BRENT LATHAM - Wednesday, October 14, 2009
It's easy and understandable to forget that today is a game day for the USMNT - one that would have been a celebration of a tough qualifying campaign which ended in success in Honduras over the weekend.
Of course the events early Tuesday morning cast a pall over any positive emotions as the realities of life remind us once again that sport is valuable for entertainment purposes only, and there are much more important things than a result on the soccer field.
The good news is that it looks like Charlie Davies will pull through this, even if his soccer playing future may be ruined.
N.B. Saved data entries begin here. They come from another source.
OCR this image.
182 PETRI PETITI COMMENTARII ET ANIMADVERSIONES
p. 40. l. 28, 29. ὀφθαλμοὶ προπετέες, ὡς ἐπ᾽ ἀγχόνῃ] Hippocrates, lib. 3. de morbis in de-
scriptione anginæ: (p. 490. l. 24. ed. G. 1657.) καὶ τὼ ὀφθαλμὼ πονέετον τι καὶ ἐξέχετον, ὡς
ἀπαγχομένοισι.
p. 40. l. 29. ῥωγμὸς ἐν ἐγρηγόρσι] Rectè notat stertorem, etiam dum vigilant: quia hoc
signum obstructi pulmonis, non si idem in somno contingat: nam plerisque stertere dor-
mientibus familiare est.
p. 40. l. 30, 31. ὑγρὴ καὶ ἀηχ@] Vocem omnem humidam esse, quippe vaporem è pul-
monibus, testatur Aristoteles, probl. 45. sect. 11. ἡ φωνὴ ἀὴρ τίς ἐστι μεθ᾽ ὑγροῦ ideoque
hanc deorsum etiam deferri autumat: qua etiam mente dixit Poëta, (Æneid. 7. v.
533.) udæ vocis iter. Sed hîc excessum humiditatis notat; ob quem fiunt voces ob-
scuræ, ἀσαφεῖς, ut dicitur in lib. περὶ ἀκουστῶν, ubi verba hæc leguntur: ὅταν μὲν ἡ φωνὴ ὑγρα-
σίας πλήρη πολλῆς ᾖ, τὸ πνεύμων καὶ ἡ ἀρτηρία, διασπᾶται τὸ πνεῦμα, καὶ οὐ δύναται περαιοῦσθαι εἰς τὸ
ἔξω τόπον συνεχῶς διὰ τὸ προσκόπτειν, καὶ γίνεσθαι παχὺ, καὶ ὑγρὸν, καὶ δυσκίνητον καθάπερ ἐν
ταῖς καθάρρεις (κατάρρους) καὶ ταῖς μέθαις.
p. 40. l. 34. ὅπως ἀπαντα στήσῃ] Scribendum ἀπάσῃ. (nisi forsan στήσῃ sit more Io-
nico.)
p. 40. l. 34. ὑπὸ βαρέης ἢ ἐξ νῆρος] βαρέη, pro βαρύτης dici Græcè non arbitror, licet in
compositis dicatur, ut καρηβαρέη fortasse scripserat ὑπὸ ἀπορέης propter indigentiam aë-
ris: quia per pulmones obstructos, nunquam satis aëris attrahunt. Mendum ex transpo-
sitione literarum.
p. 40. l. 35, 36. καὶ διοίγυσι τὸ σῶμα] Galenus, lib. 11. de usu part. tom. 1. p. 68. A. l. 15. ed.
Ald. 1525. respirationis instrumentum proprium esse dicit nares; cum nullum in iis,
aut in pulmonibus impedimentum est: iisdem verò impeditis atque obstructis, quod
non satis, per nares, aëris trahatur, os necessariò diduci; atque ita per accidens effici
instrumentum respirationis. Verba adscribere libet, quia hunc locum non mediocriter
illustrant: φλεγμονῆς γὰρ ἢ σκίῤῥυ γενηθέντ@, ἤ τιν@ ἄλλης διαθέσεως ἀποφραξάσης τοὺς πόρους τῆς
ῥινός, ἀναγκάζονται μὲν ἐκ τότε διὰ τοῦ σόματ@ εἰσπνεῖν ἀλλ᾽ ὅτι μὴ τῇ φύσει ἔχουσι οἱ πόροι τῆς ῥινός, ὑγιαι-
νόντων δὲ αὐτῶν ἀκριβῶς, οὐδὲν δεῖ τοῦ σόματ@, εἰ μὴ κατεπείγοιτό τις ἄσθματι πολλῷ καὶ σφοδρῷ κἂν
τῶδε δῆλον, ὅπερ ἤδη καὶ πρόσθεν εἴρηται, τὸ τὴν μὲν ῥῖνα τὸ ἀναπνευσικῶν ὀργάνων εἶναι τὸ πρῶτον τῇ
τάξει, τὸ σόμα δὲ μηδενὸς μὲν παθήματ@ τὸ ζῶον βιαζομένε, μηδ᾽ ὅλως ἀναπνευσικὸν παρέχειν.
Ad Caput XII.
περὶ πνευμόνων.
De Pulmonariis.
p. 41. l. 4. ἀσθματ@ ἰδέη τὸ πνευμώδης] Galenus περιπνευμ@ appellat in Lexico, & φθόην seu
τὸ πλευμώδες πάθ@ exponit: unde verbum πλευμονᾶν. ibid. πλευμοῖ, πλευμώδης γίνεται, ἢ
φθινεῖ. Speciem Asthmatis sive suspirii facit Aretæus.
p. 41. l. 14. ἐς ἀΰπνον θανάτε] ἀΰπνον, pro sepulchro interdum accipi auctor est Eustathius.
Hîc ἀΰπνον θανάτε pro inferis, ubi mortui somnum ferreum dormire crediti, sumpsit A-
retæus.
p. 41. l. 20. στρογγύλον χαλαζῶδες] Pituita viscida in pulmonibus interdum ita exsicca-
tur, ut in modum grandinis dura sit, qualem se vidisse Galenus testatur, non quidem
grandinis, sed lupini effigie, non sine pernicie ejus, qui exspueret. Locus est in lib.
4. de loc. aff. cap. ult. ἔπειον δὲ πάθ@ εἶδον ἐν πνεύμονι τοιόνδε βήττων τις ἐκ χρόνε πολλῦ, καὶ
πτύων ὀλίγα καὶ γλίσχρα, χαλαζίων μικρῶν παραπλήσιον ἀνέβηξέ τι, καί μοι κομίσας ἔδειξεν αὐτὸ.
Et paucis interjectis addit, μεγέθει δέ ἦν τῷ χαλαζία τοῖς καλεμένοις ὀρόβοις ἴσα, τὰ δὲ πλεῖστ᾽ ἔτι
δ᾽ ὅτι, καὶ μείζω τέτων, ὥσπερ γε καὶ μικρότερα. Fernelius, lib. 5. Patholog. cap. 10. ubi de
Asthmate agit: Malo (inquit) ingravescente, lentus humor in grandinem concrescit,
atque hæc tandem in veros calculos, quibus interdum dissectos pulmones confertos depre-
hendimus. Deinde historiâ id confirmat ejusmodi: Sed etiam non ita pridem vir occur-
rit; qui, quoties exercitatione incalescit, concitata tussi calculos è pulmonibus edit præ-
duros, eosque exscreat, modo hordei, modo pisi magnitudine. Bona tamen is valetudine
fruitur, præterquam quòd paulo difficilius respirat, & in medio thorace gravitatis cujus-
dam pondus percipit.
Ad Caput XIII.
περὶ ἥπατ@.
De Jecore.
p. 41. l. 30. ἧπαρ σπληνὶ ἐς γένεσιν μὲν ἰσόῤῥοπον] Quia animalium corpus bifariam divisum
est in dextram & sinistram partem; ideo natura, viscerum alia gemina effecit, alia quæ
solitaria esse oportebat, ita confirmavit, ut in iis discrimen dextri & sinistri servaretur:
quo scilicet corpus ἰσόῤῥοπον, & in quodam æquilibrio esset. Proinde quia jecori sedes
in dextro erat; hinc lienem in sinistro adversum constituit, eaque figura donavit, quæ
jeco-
Taking into account Charlie's passion for the game, and while keeping our full attention on his recovery, and well-wishes for all those affected by the accident, we at Yanks Abroad think it is appropriate as well to turn our gaze back to the field.
Many readers seem to have taken my suggestion in Monday's blog that the US trot out an alternative line-up as an invitation to throw the match. That couldn't be further from the point I intended to make. The contention is simply that the US must look out for its own interests first. To think any other team anywhere in the world would not do the same is naive. You can contend that we Americans are different, but that will be little consolation in June if Michael Bradley or Oguchi Onyewu sees an untimely red card and misses a World Cup match.
That said, there's no reason why an alternative team can't be just as competitive as the normal first string. Bob Bradley has, many times in the past, discovered usable lineup variations completely by chance, and this is another such opportunity.
The US also cannot afford to go to the World Cup with only thirteen or fourteen battle tested players. This is a high pressure but risk free chance to test some backups who need to be ready to fill in come next summer, and the Americans need to take advantage of that opportunity. Adding a half dozen first choice reserves to the lineup could even result in the game being more competitive, as a starting eleven with little to prove might be subject to a let down.
World Cup seeding and winning the group
There are some other implications to winning the match tonight. The first is that winning would assure the US first place in the Hexagonal for the second straight cycle, no small feat and one that - though a small detail - would help ensure bragging rights over Mexico for the next four years. One thing's for sure, though the US might not make a big deal of it, if Mexico does win the Hex for the first time in years you'll be hearing about it from Mexicans for a long time.
One other argument I have seen repeatedly in the past days is that winning the Hexagonal will somehow give the US a better case for a seed at the World Cup. That argument is based in a fundamental misunderstanding of how the seeding process has worked in the past.
For a long time, FIFA simply chose their favorite seven teams plus the host nation(s) as seeds. Then in 2006 it decided to clarify the process by using a weighted formula of World Cup finishes and FIFA ranking. Even in light of a #4 ranking and good showings in 1994 and 2002, the US still fell short. This time around is likely to be little different, except that with South Africa seeded instead of Germany, there is one less seeded position. And the US has fallen in the rankings and performed poorly in 2006.
So the US is unlikely to be seeded among the top seven no matter what happens tonight. Aside from those top seven spots, nothing else matters. Many fans seem to think there is some sort of ranking process that divides teams into four tiers and forms the groups from there, but in the past it has never worked that way. This is not the NCAA basketball tournament; either you're a top seed, or you're in the pot with the other 24 teams. So unless FIFA suddenly makes a drastic change to the way they form the groups, the chances this game will have any bearing at all on the Americans' group in South Africa are close to zero.